BASE = "https://<your-worker>.workers.dev"

# stream
payload = {
    "model": "gpt-oss-120b",
    "messages": [{"role":"user","content":"Say hi, then a fun space fact."}],
    "stream": True,
    "metadata": {"reasoning_effort": "medium"}
}
with requests.post(f"{BASE}/v1/chat/completions",
                   headers={"Content-Type":"application/json"},
                   data=json.dumps(payload), stream=True, timeout=120) as r:
    r.raise_for_status()
    for line in r.iter_lines(decode_unicode=True):
        if not line: continue
        if line.startswith("data: "):
            data = line[6:].strip()
            if data == "[DONE]":
                print("\n[DONE]"); break
            obj = json.loads(data)
            delta = obj["choices"][0]["delta"]
            if "reasoning_content" in delta:
                print("\n[reasoning]", delta["reasoning_content"])
            if "content" in delta:
                print(delta["content"], end="", flush=True)

# non-stream
payload = {"model":"gpt-oss-20b","messages":[{"role":"user","content":"Now reply in one short sentence."}],"stream":False}
print("\n\nNon-stream result:")
print(requests.post(f"{BASE}/v1/chat/completions",
                    headers={"Content-Type":"application/json"},
                    json=payload, timeout=60).json())

🤝 Use with OpenAI SDKs

Point the SDK to your Worker:

Python

from openai import OpenAI
client = OpenAI(base_url="https://<your-worker>.workers.dev/v1", api_key="dummy")
stream = client.chat.completions.create(
  model="gpt-oss-20b",
  messages=[{"role":"user","content":"hello!"}],
  stream=True,
  metadata={"reasoning_effort": "low"}
)
for chunk in stream:
    d = chunk.choices[0].delta
    if getattr(d, "reasoning_content", None): print("\n[reasoning]", d.reasoning_content)
    if getattr(d, "content", None): print(d.content, end="")

Node

import OpenAI from "openai";
const client = new OpenAI({ baseURL: "https://<your-worker>.workers.dev/v1", apiKey: "dummy" });
const stream = await client.chat.completions.create({
  model: "gpt-oss-120b",
  messages: [{ role: "user", content: "hello!" }],
  stream: true,
  metadata: { reasoning_effort: "medium" }
});
for await (const chunk of stream) {
  const d = chunk.choices[0].delta;
  if (d.reasoning_content) console.log("\n[reasoning]", d.reasoning_content);
  if (d.content) process.stdout.write(d.content);
}

⚠️ Disclaimer

This script is provided as a proof of concept. It is not intended to cause harm or be misused.

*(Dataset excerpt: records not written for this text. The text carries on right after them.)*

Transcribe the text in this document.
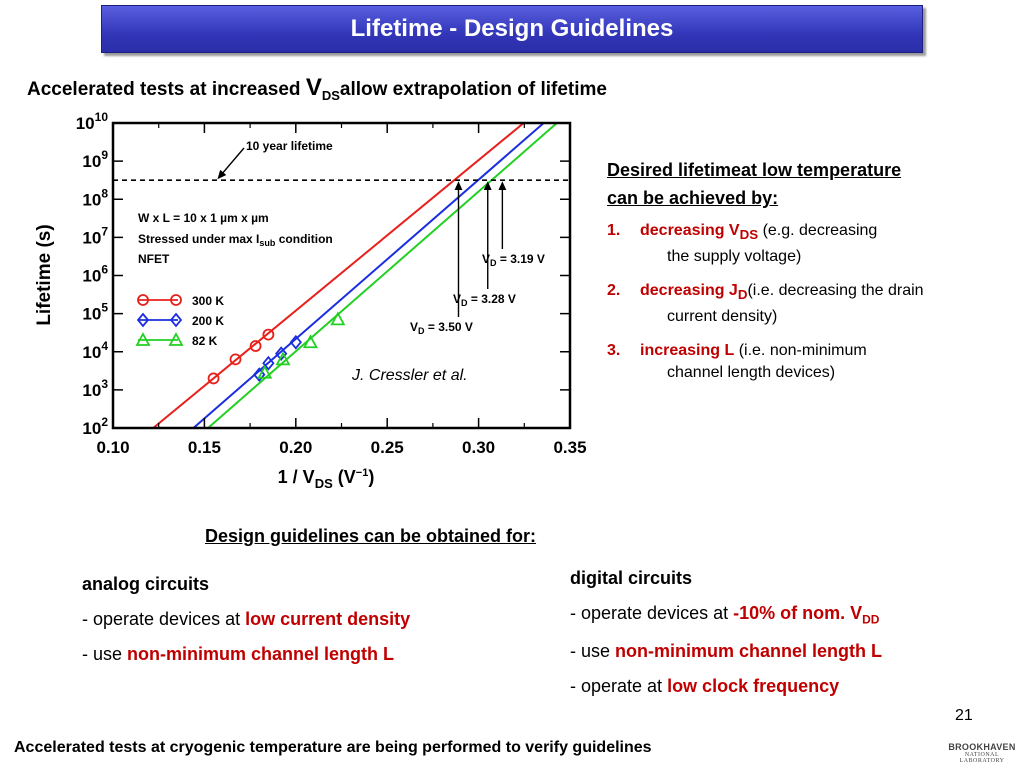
Lifetime - Design Guidelines
Accelerated tests at increased $V_{DS}allow$ extrapolation of lifetime
10 year lifetime
0.10	0.15	0.20	0.25	0.30	0.35
$10^{10}$
$10^9$
$10^8$
$10^7$
$10^6$
$10^5$
$10^4$
$10^3$
$10^2$
$1 / V_{DS}$ $(V^{-1})$
Lifetime (s)
W x L = 10 x 1 µm x µm
Stressed under $\max I_{sub}$ condition
NFET
300 K
200 K
82 K
$V_D = 3.19$ V
$V_D = 3.28$ V
$V_D = 3.50$ V
J. Cressler et al.
Desired lifetimeat low temperature
can be achieved by:
1. decreasing $V_{DS}$ (e.g. decreasing
the supply voltage)
2. decreasing $J_D(i.e$. decreasing the drain
current density)
3. increasing L (i.e. non-minimum
channel length devices)
Design guidelines can be obtained for:
analog circuits
- operate devices at low current density
- use non-minimum channel length L
digital circuits
- operate devices at -10% of nom. $V_{DD}$
- use non-minimum channel length L
- operate at low clock frequency
21
Accelerated tests at cryogenic temperature are being performed to verify guidelines	BROOKHAVEN
NATIONAL LABORATORY
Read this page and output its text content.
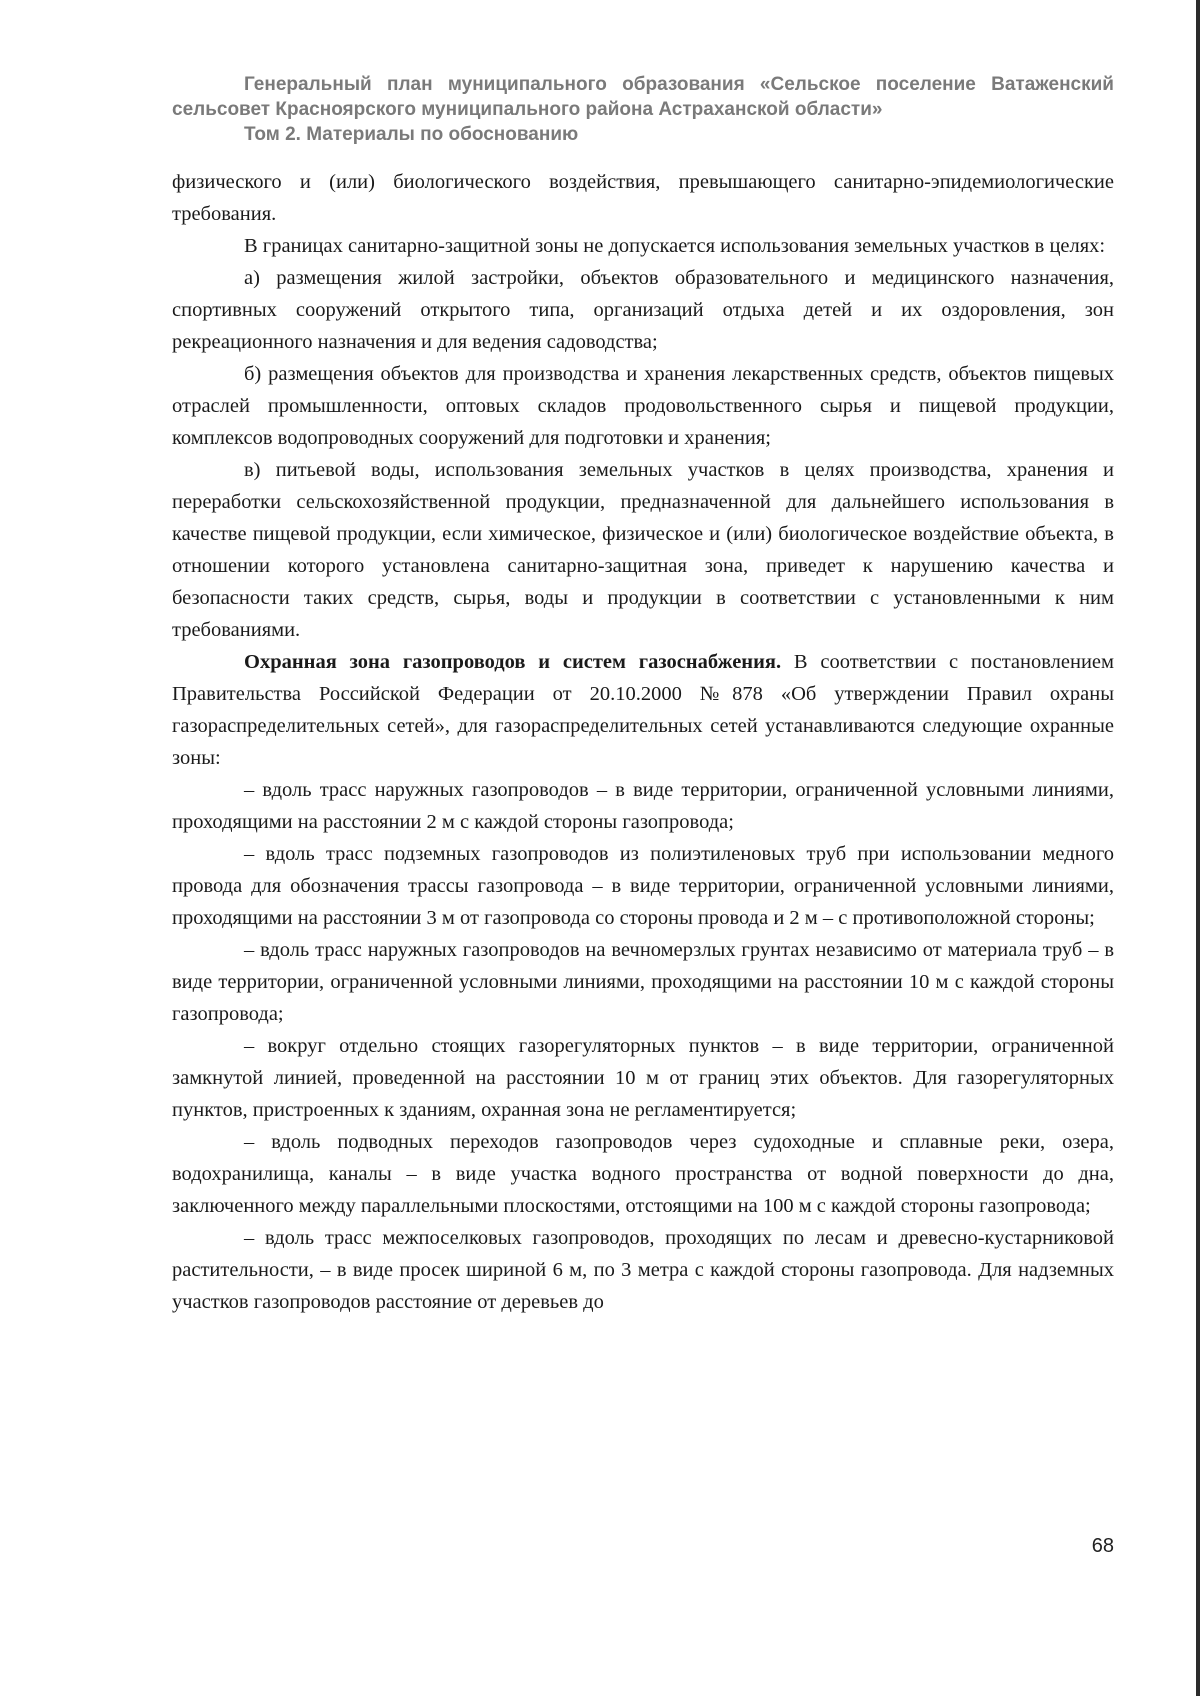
Генеральный план муниципального образования «Сельское поселение Ватаженский сельсовет Красноярского муниципального района Астраханской области»

Том 2. Материалы по обоснованию

физического и (или) биологического воздействия, превышающего санитарно-эпидемиологические требования.

В границах санитарно-защитной зоны не допускается использования земельных участков в целях:

а) размещения жилой застройки, объектов образовательного и медицинского назначения, спортивных сооружений открытого типа, организаций отдыха детей и их оздоровления, зон рекреационного назначения и для ведения садоводства;

б) размещения объектов для производства и хранения лекарственных средств, объектов пищевых отраслей промышленности, оптовых складов продовольственного сырья и пищевой продукции, комплексов водопроводных сооружений для подготовки и хранения;

в) питьевой воды, использования земельных участков в целях производства, хранения и переработки сельскохозяйственной продукции, предназначенной для дальнейшего использования в качестве пищевой продукции, если химическое, физическое и (или) биологическое воздействие объекта, в отношении которого установлена санитарно-защитная зона, приведет к нарушению качества и безопасности таких средств, сырья, воды и продукции в соответствии с установленными к ним требованиями.

Охранная зона газопроводов и систем газоснабжения. В соответствии с постановлением Правительства Российской Федерации от 20.10.2000 №878 «Об утверждении Правил охраны газораспределительных сетей», для газораспределительных сетей устанавливаются следующие охранные зоны:

– вдоль трасс наружных газопроводов – в виде территории, ограниченной условными линиями, проходящими на расстоянии 2 м с каждой стороны газопровода;

– вдоль трасс подземных газопроводов из полиэтиленовых труб при использовании медного провода для обозначения трассы газопровода – в виде территории, ограниченной условными линиями, проходящими на расстоянии 3 м от газопровода со стороны провода и 2 м – с противоположной стороны;

– вдоль трасс наружных газопроводов на вечномерзлых грунтах независимо от материала труб – в виде территории, ограниченной условными линиями, проходящими на расстоянии 10 м с каждой стороны газопровода;

– вокруг отдельно стоящих газорегуляторных пунктов – в виде территории, ограниченной замкнутой линией, проведенной на расстоянии 10 м от границ этих объектов. Для газорегуляторных пунктов, пристроенных к зданиям, охранная зона не регламентируется;

– вдоль подводных переходов газопроводов через судоходные и сплавные реки, озера, водохранилища, каналы – в виде участка водного пространства от водной поверхности до дна, заключенного между параллельными плоскостями, отстоящими на 100 м с каждой стороны газопровода;

– вдоль трасс межпоселковых газопроводов, проходящих по лесам и древесно-кустарниковой растительности, – в виде просек шириной 6 м, по 3 метра с каждой стороны газопровода. Для надземных участков газопроводов расстояние от деревьев до

68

If you encounter any issues or have concerns, please contact: 📧 [email protected] 💬 Join our Discord

🔧 Notes & tips

  • Models: choose gpt-oss-20b for speed; gpt-oss-120b for quality.
  • Reasoning effort: set via header or metadata.reasoning_effort (default medium).
  • Threads / Users: pass X-GPTOSS-Thread-Id + X-GPTOSS-User-Id (or metadata.gptoss_*) to keep conversation history.
  • CORS: enabled by default. If you add auth, include authorization in access-control-allow-headers.